Other version differences between Pokémon Scarlet and Violet
Exclusive Pokémon are not the only version differences you’ll find in Pokémon Scarlet and Violet, although it is understandably the one that players will care most strongly about.
Koraidon or Miraidon
The big difference between the two versions of any Pokémon generation is the box legendaries, and in Gen 9 the Legendary Pokémon are Koraidon and Miraidon.
You'll get the respective one at the start of the game, and is used to glide, swim, climb and dash around the game.
The Scarlet Book and the Violet Book
Beyond the main exclusive Pokémon that you'll find out and about, as per Pokémon tradition, there is a new version-exculsive item, the Scarlet Book and the Violet Book that will help you track down a version-exclusive Pokémon.
These Pokémon are Great Tusk in Scarlet and Iron Treads in Violet.

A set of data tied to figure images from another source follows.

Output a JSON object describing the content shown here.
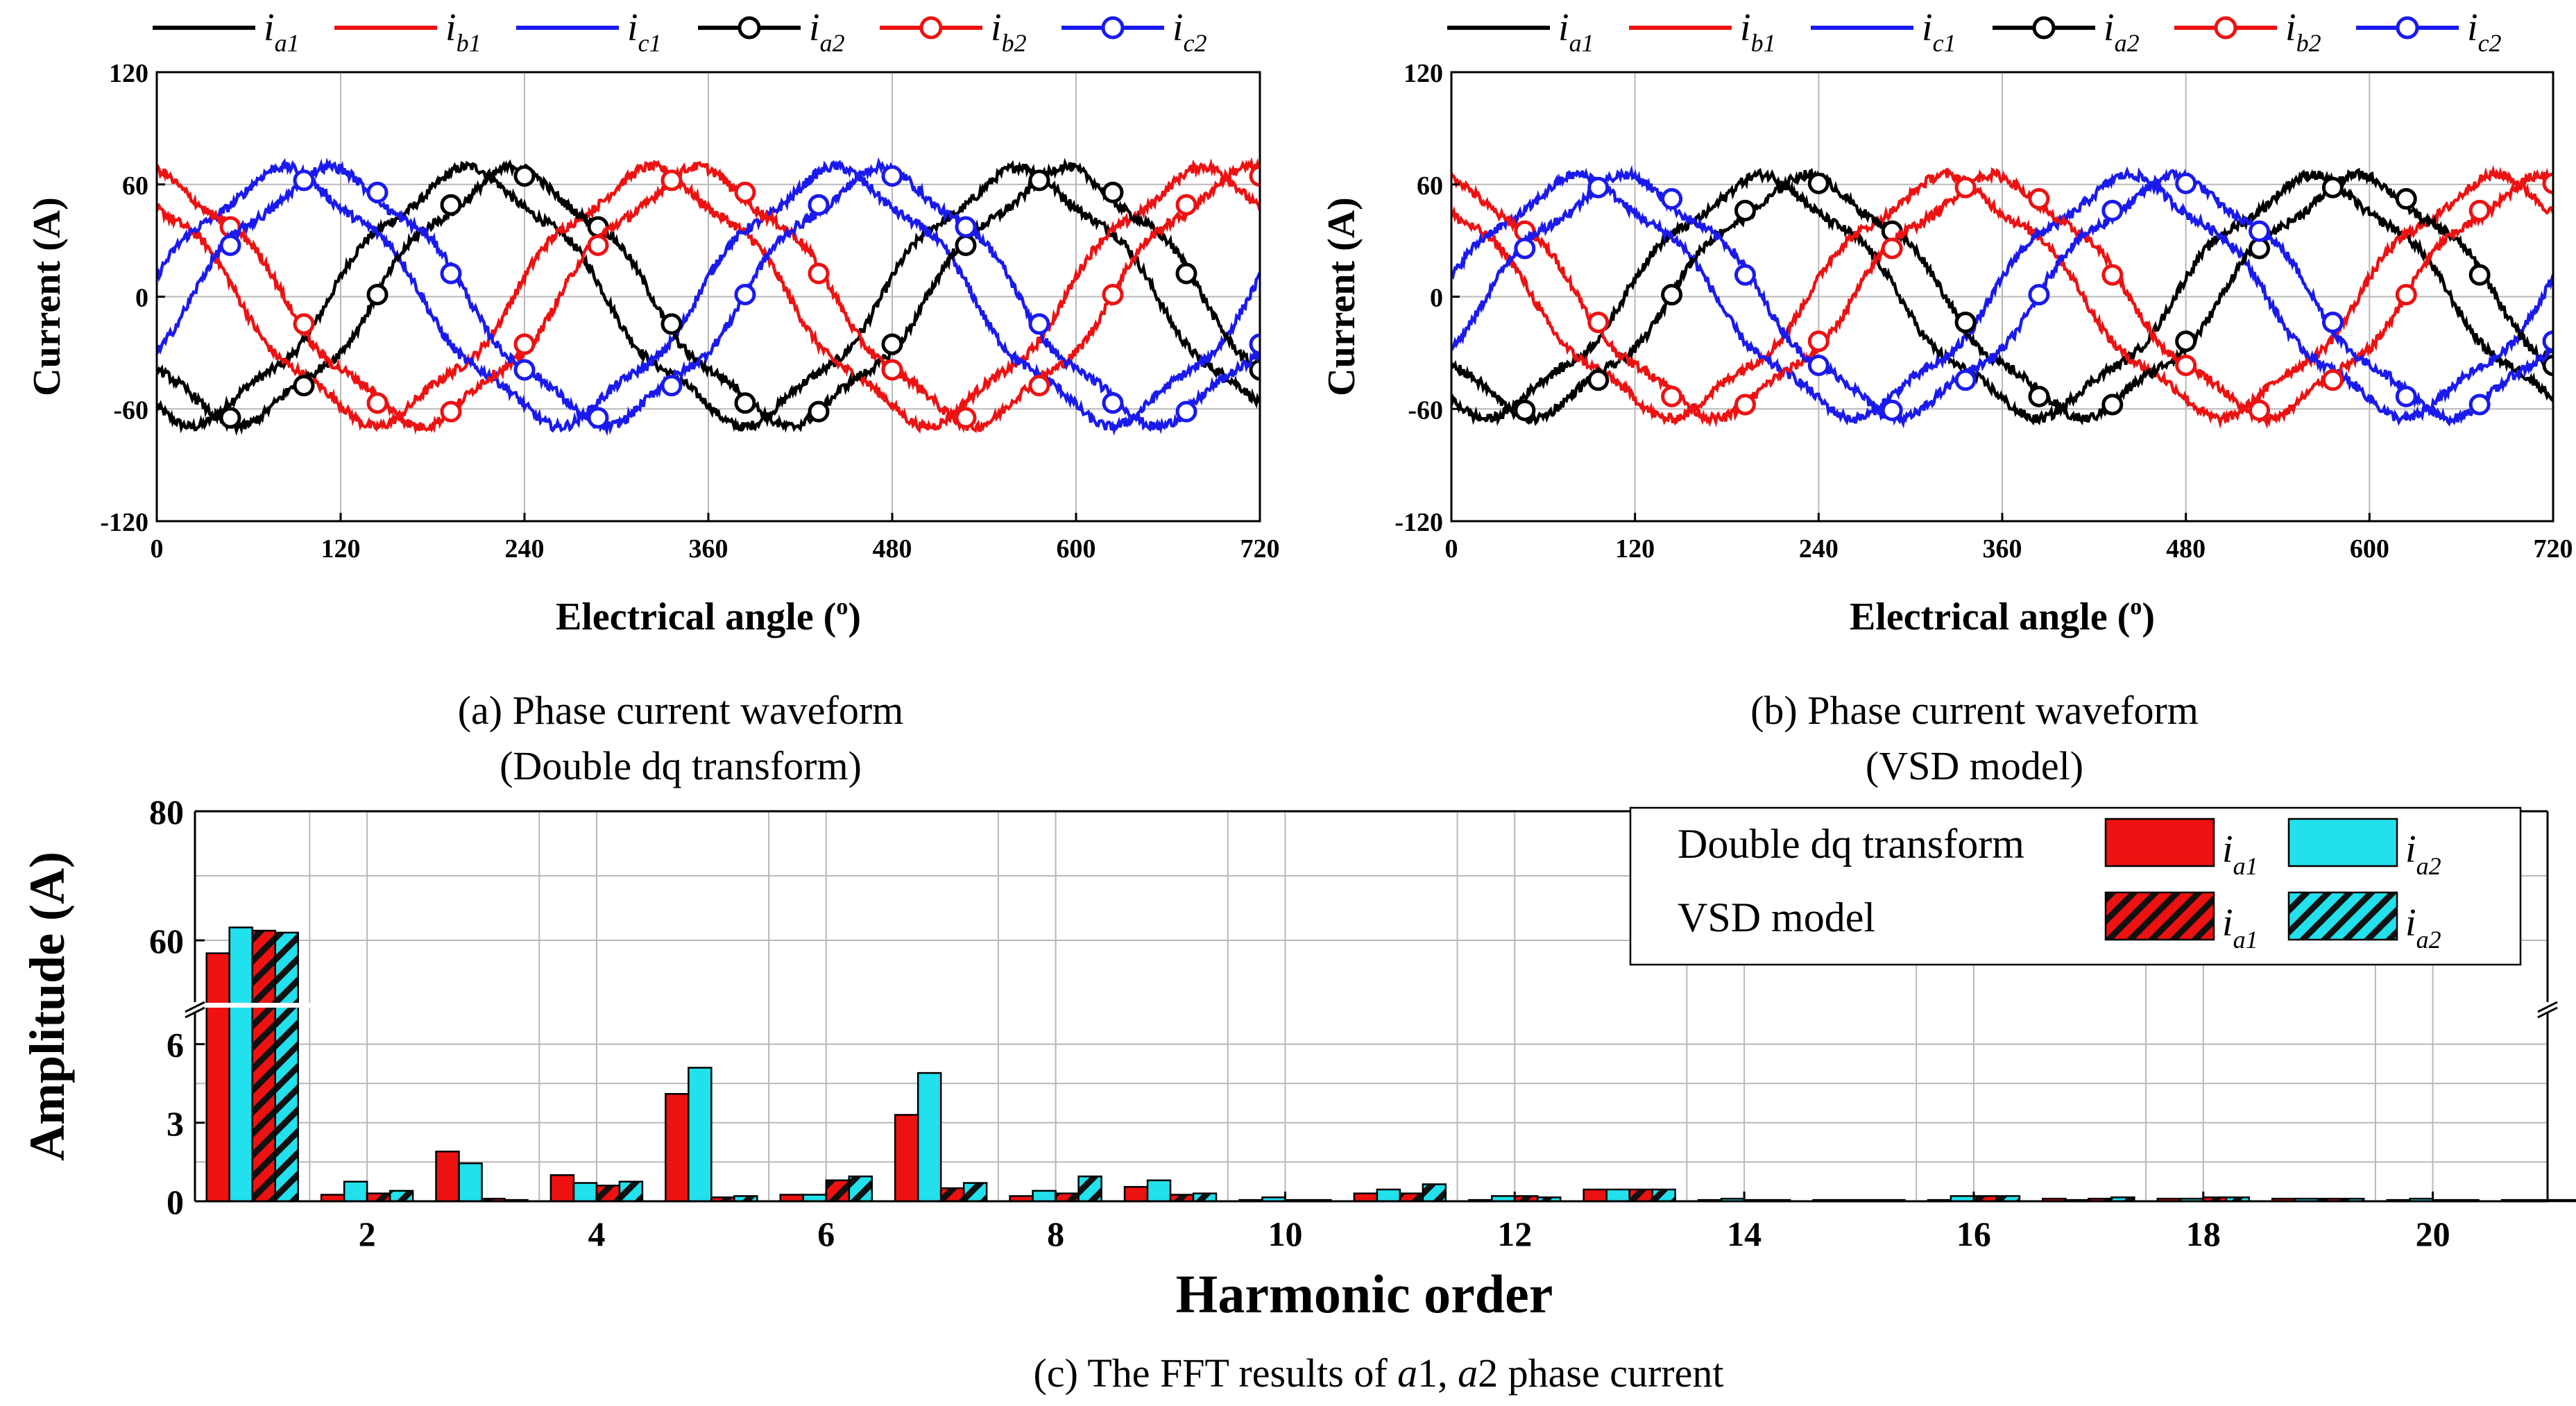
{
  "colors": {
    "a": "#000000",
    "b": "#ee1111",
    "c": "#1a1aee",
    "bar_i1": "#ee1111",
    "bar_i2": "#22e0ec",
    "grid": "#b8b8b8"
  },
  "legend_waveform": [
    {
      "sym": "i",
      "sub": "a1",
      "color": "#000000",
      "marker": false
    },
    {
      "sym": "i",
      "sub": "b1",
      "color": "#ee1111",
      "marker": false
    },
    {
      "sym": "i",
      "sub": "c1",
      "color": "#1a1aee",
      "marker": false
    },
    {
      "sym": "i",
      "sub": "a2",
      "color": "#000000",
      "marker": true
    },
    {
      "sym": "i",
      "sub": "b2",
      "color": "#ee1111",
      "marker": true
    },
    {
      "sym": "i",
      "sub": "c2",
      "color": "#1a1aee",
      "marker": true
    }
  ],
  "chart_data": [
    {
      "id": "a",
      "type": "line",
      "caption": [
        "(a) Phase current waveform",
        "(Double dq transform)"
      ],
      "xlabel": "Electrical angle (",
      "xlabel_sup": "o",
      "xlabel_end": ")",
      "ylabel": "Current (A)",
      "xlim": [
        0,
        720
      ],
      "ylim": [
        -120,
        120
      ],
      "xticks": [
        0,
        120,
        240,
        360,
        480,
        600,
        720
      ],
      "yticks": [
        -120,
        -60,
        0,
        60,
        120
      ],
      "series": [
        {
          "name": "ia1",
          "amplitude": 65,
          "phase_deg": -113,
          "color": "#000000",
          "marker": false
        },
        {
          "name": "ib1",
          "amplitude": 65,
          "phase_deg": 127,
          "color": "#ee1111",
          "marker": false
        },
        {
          "name": "ic1",
          "amplitude": 65,
          "phase_deg": 7,
          "color": "#1a1aee",
          "marker": false
        },
        {
          "name": "ia2",
          "amplitude": 65,
          "phase_deg": -143,
          "color": "#000000",
          "marker": true
        },
        {
          "name": "ib2",
          "amplitude": 65,
          "phase_deg": 97,
          "color": "#ee1111",
          "marker": true
        },
        {
          "name": "ic2",
          "amplitude": 65,
          "phase_deg": -23,
          "color": "#1a1aee",
          "marker": true
        }
      ]
    },
    {
      "id": "b",
      "type": "line",
      "caption": [
        "(b) Phase current waveform",
        "(VSD model)"
      ],
      "xlabel": "Electrical angle (",
      "xlabel_sup": "o",
      "xlabel_end": ")",
      "ylabel": "Current (A)",
      "xlim": [
        0,
        720
      ],
      "ylim": [
        -120,
        120
      ],
      "xticks": [
        0,
        120,
        240,
        360,
        480,
        600,
        720
      ],
      "yticks": [
        -120,
        -60,
        0,
        60,
        120
      ],
      "series": [
        {
          "name": "ia1",
          "amplitude": 61,
          "phase_deg": -113,
          "color": "#000000",
          "marker": false
        },
        {
          "name": "ib1",
          "amplitude": 61,
          "phase_deg": 127,
          "color": "#ee1111",
          "marker": false
        },
        {
          "name": "ic1",
          "amplitude": 61,
          "phase_deg": 7,
          "color": "#1a1aee",
          "marker": false
        },
        {
          "name": "ia2",
          "amplitude": 61,
          "phase_deg": -143,
          "color": "#000000",
          "marker": true
        },
        {
          "name": "ib2",
          "amplitude": 61,
          "phase_deg": 97,
          "color": "#ee1111",
          "marker": true
        },
        {
          "name": "ic2",
          "amplitude": 61,
          "phase_deg": -23,
          "color": "#1a1aee",
          "marker": true
        }
      ]
    },
    {
      "id": "c",
      "type": "bar",
      "caption": [
        "(c) The FFT results of ",
        "a",
        "1, ",
        "a",
        "2 phase current"
      ],
      "xlabel": "Harmonic order",
      "ylabel": "Amplitude (A)",
      "xlim": [
        0.5,
        21
      ],
      "xticks": [
        2,
        4,
        6,
        8,
        10,
        12,
        14,
        16,
        18,
        20
      ],
      "y_lower_range": [
        0,
        7.5
      ],
      "y_lower_ticks": [
        0,
        3,
        6
      ],
      "y_upper_range": [
        50,
        80
      ],
      "y_upper_ticks": [
        60,
        80
      ],
      "legend": {
        "rows": [
          {
            "label": "Double dq transform",
            "items": [
              "a1",
              "a2"
            ],
            "hatched": false
          },
          {
            "label": "VSD model",
            "items": [
              "a1",
              "a2"
            ],
            "hatched": true
          }
        ]
      },
      "categories": [
        1,
        2,
        3,
        4,
        5,
        6,
        7,
        8,
        9,
        10,
        11,
        12,
        13,
        14,
        15,
        16,
        17,
        18,
        19,
        20,
        21
      ],
      "series": [
        {
          "name": "Double dq transform i_a1",
          "values": [
            58.0,
            0.25,
            1.9,
            1.0,
            4.1,
            0.25,
            3.3,
            0.2,
            0.55,
            0.05,
            0.3,
            0.05,
            0.45,
            0.05,
            0.05,
            0.05,
            0.1,
            0.1,
            0.1,
            0.05,
            0.05
          ]
        },
        {
          "name": "Double dq transform i_a2",
          "values": [
            62.0,
            0.75,
            1.45,
            0.7,
            5.1,
            0.25,
            4.9,
            0.4,
            0.8,
            0.15,
            0.45,
            0.2,
            0.45,
            0.1,
            0.05,
            0.2,
            0.05,
            0.1,
            0.1,
            0.1,
            0.05
          ]
        },
        {
          "name": "VSD model i_a1",
          "values": [
            61.5,
            0.3,
            0.1,
            0.6,
            0.15,
            0.8,
            0.5,
            0.3,
            0.25,
            0.05,
            0.3,
            0.2,
            0.45,
            0.05,
            0.05,
            0.2,
            0.1,
            0.15,
            0.1,
            0.05,
            0.05
          ]
        },
        {
          "name": "VSD model i_a2",
          "values": [
            61.2,
            0.4,
            0.05,
            0.75,
            0.2,
            0.95,
            0.7,
            0.95,
            0.3,
            0.05,
            0.65,
            0.15,
            0.45,
            0.05,
            0.05,
            0.2,
            0.15,
            0.15,
            0.1,
            0.05,
            0.05
          ]
        }
      ]
    }
  ]
}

These names are notably non-Pokémon-y, so whether they become the Category and they reveal their actual names upon encounter remains to be seen!
According to pokemon.com, the Scarlet Book “describes how this savage monster [Great Tusk] attacked the expedition team with its large body and tusks, mortally wounding one of the explorers.”
Meanwhile, the Violet Book tells how “it is said that when this monster [Iron Treads] curls its body and rolls to attack, it leaves a trail gouged into the ground, as if it had scorched the earth.”
Beyond the Pokémon themselves, the biggest difference is the Pokémon professor you’ll befriend – you’ll meet Professor Sada in Pokémon Scarlet and Professor Turo in Pokémon Violet. This is the first time that the two versions in a given generation have different professors.
Both professors are researching the lore of the Paldea region, but their choice of clothing is quite different. Sada favours a prehistoric look, with a fur trim on her lab coat, and Turo wears a futuristic jumpsuit, which looks like it was inspired by Tron Legacy.
These clothing choices reflect how both game’s are themed are a different period of time; for Pokémon Scarlet, it’s the past, and, for Violet, the future.
Certain details about the Pokémon Academy you attend will also differ depending on the version you’re playing. Amongst these differences includes the emblem, the uniforms and the name – either Naranja Academy or Uva Academy. The polyglots among you will have already spotted that these are the Spanish for 'orange' and 'grape' respectively.
Even Calvell, the academy’s director, will have a different coloured uniform depending on which version you’re playing!
The art released as part of the game’s marketing shows contrasting uniforms for your Trainer, too, with orange in Scarlet and purple in Violet; however, most Pokémon games these days allow you to change your outfit. How this plays out in this generation remains to be seen.
Have fun during Pokémon Scarlet and Violet!